This is a battle between big insurance companies and hardworking New Yorkers who purchase premium health insurance policies only to find that they were stiffed with the bill during their time of need.
BREWSTER – (1/12/2012) – Imagine going to a hospital for emergency surgery after a near fatal car accident, and the surgeon who saved your life is not within your network of coverage. You’re not worried because you have a premium insurance policy provided by your employer. However, a few weeks later, you receive a letter in the mail telling you that you owe $90,000 for your surgery and your financial nightmare exceeds the pain of your initial accident. Unfortunately, for thousands of New Yorkers this “imaginary” situation is actually a reality.
This type of deceit by the health care insurance companies cannot be tolerated in New York. We cannot allow working families to lose their homes, their personal savings and all of their life’s possessions because the insurance company they trusted and paid thousands of dollars to refuses to reimburse them for out of network health coverage.
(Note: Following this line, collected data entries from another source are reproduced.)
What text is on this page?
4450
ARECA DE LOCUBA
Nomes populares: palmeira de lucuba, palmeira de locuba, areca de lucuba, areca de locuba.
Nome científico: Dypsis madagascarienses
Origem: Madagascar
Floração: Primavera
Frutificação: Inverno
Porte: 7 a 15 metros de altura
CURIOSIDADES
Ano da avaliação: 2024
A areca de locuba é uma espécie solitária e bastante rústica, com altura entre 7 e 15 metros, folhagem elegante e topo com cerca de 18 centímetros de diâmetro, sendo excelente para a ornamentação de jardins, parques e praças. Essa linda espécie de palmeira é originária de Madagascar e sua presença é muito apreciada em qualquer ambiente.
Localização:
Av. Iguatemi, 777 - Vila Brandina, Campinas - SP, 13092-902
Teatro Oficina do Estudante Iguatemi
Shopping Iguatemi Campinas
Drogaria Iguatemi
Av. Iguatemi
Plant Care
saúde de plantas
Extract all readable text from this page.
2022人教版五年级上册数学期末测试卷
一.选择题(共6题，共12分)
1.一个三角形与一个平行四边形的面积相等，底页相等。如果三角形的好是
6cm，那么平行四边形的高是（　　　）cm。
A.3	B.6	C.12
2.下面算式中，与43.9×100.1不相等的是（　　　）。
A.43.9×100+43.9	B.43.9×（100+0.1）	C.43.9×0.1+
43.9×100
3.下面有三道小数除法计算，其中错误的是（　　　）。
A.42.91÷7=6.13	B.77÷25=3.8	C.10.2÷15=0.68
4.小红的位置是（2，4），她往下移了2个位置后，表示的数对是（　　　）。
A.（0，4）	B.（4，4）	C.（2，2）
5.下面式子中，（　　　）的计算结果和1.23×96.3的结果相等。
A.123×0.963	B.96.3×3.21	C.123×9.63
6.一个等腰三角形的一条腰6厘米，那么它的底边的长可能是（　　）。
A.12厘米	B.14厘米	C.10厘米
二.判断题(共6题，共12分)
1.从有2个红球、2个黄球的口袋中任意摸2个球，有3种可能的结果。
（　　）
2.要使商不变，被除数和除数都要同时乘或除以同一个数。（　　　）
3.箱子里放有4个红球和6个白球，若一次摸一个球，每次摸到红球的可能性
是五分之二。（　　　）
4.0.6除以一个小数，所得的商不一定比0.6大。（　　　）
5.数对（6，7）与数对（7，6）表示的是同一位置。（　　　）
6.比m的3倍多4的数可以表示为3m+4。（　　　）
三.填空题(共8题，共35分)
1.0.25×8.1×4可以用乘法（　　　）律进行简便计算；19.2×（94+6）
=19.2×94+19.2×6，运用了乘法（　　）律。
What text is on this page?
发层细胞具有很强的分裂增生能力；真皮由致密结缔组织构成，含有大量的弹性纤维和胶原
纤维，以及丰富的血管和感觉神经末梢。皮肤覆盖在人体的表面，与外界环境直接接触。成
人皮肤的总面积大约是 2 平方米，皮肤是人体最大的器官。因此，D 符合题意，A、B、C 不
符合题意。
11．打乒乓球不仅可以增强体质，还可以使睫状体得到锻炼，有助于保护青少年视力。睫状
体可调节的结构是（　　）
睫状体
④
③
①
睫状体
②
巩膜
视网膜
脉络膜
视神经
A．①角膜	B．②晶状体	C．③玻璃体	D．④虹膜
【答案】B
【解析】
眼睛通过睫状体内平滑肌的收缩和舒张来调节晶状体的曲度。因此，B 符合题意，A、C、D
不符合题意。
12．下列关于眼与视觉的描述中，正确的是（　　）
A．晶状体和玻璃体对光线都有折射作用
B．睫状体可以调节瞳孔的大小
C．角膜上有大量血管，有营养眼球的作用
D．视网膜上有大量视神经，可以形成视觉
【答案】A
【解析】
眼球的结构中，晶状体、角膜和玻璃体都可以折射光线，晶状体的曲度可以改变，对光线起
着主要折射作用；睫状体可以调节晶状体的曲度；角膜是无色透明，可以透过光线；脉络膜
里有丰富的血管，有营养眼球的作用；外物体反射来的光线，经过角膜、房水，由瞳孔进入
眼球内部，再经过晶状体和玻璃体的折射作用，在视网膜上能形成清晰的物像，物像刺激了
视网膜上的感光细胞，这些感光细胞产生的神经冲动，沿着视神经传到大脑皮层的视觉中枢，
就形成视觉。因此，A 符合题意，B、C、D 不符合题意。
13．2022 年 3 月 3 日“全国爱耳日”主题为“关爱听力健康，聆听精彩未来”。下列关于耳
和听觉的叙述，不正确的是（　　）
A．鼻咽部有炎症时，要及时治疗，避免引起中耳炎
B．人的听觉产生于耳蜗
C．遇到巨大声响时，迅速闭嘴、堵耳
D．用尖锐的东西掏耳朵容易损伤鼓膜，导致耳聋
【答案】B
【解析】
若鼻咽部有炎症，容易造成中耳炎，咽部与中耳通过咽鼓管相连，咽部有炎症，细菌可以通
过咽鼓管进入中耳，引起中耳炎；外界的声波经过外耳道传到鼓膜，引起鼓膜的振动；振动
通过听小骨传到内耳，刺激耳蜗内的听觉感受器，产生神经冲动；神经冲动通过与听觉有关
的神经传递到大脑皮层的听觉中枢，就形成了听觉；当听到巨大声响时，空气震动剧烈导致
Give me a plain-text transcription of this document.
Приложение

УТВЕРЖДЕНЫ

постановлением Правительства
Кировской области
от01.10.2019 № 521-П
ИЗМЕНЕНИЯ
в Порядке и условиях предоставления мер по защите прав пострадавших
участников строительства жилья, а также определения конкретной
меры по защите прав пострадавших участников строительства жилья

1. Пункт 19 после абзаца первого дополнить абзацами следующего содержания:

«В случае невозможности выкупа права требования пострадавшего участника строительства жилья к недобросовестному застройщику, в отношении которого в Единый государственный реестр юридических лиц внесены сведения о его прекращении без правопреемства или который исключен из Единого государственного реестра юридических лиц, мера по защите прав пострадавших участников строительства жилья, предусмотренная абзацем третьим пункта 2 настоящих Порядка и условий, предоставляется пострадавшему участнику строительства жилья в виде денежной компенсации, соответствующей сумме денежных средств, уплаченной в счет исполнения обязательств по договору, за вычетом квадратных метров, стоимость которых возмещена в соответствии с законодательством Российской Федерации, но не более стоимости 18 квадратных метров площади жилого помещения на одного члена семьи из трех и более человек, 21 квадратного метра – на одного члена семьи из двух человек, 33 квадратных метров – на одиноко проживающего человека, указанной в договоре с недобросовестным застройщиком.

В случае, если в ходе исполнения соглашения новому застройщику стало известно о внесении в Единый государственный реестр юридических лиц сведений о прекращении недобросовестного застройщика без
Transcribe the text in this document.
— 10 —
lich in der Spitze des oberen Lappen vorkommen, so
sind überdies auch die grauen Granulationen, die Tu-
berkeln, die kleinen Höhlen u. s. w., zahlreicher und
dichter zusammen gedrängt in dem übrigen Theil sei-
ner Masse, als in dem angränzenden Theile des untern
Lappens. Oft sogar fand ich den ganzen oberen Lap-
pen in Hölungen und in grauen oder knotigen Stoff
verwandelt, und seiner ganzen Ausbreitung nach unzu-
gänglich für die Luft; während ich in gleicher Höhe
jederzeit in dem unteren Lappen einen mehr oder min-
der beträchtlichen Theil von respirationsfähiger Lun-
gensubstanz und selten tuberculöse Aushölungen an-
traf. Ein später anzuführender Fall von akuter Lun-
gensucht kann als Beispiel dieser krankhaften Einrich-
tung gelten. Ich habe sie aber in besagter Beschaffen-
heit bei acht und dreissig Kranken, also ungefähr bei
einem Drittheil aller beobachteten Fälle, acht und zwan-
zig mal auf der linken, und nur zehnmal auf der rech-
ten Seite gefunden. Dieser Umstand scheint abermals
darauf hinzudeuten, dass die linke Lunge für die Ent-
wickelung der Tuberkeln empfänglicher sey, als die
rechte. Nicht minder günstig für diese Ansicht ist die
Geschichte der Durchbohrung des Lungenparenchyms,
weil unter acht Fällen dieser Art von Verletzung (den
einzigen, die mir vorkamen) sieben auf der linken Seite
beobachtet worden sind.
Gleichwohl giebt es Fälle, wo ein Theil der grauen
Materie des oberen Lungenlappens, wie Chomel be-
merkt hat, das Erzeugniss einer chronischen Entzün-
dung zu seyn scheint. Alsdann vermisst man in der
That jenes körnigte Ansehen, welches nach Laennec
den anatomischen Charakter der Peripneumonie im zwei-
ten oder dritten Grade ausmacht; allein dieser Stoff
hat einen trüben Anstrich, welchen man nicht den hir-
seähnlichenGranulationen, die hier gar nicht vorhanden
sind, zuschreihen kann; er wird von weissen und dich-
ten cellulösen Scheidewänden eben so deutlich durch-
If we do not stop big insurance companies from stiffing policy holders, this unacceptable behavior will become the norm and cost New Yorkers billions of dollars a year in non-reimbursable out of network medical coverage.
According to the November 2011 case study “New York’s Unknown Health Insurance Crisis”, insurance companies are charging citizens higher premiums and New Yorkers are being forced to pay higher out of pocket expenses when attempting to see out of network doctors. This troubles me because the quality of care now becomes limited— limited by the ability to pay for premiums and the amount a consumer can afford to pay.
However, if you are willing and able to pay the additional costs for “out of network” coverage, then you should be able to get your treatment and not have to worry about a bill later on. After all, you have paid the cost for the additional coverage, right? Wrong. Mary Jerome of Yonkers was diagnosed with advanced stage ovarian cancer. Her primary, in-network, care physician advised her to go to Sloan-Kettering, which is one of the best treatment centers for cancer in the country. However, they were out of Mary’s coverage network. Even though Mary had already paid the additional cost for the out of network coverage, she was left with $50,000 in medical bills. This deceptive practice is all too common with insurance companies, leaving New Yorkers with exorbitant costs after treatment they, the patient, thought was covered.
It’s time for the deceit and intimidation to stop! My bill (S5068/A5068) will end the scam and fear associated with dealing with insurance companies.
Not only are New Yorkers being exploited by big insurance, highly trained and experienced medical specialist such as neurosurgeons, heart surgeons, and other life saving health specialists are leaving New York in droves because the reduced reimbursement rate will not even allow these specialists to pay new York’s expensive liability coverage. We are at risk of losing access to high-quality, specialist medical care if we do not stop big insurance companies’ deceitful practices.
My bill is a step in the right direction to halt the unfair practices of big insurance. In order to successfully pass this bill, I need all New Yorkers to contact their Legislators and tell them it’s time our state government stopped allowing insurance companies to use and abuse the citizens of New York.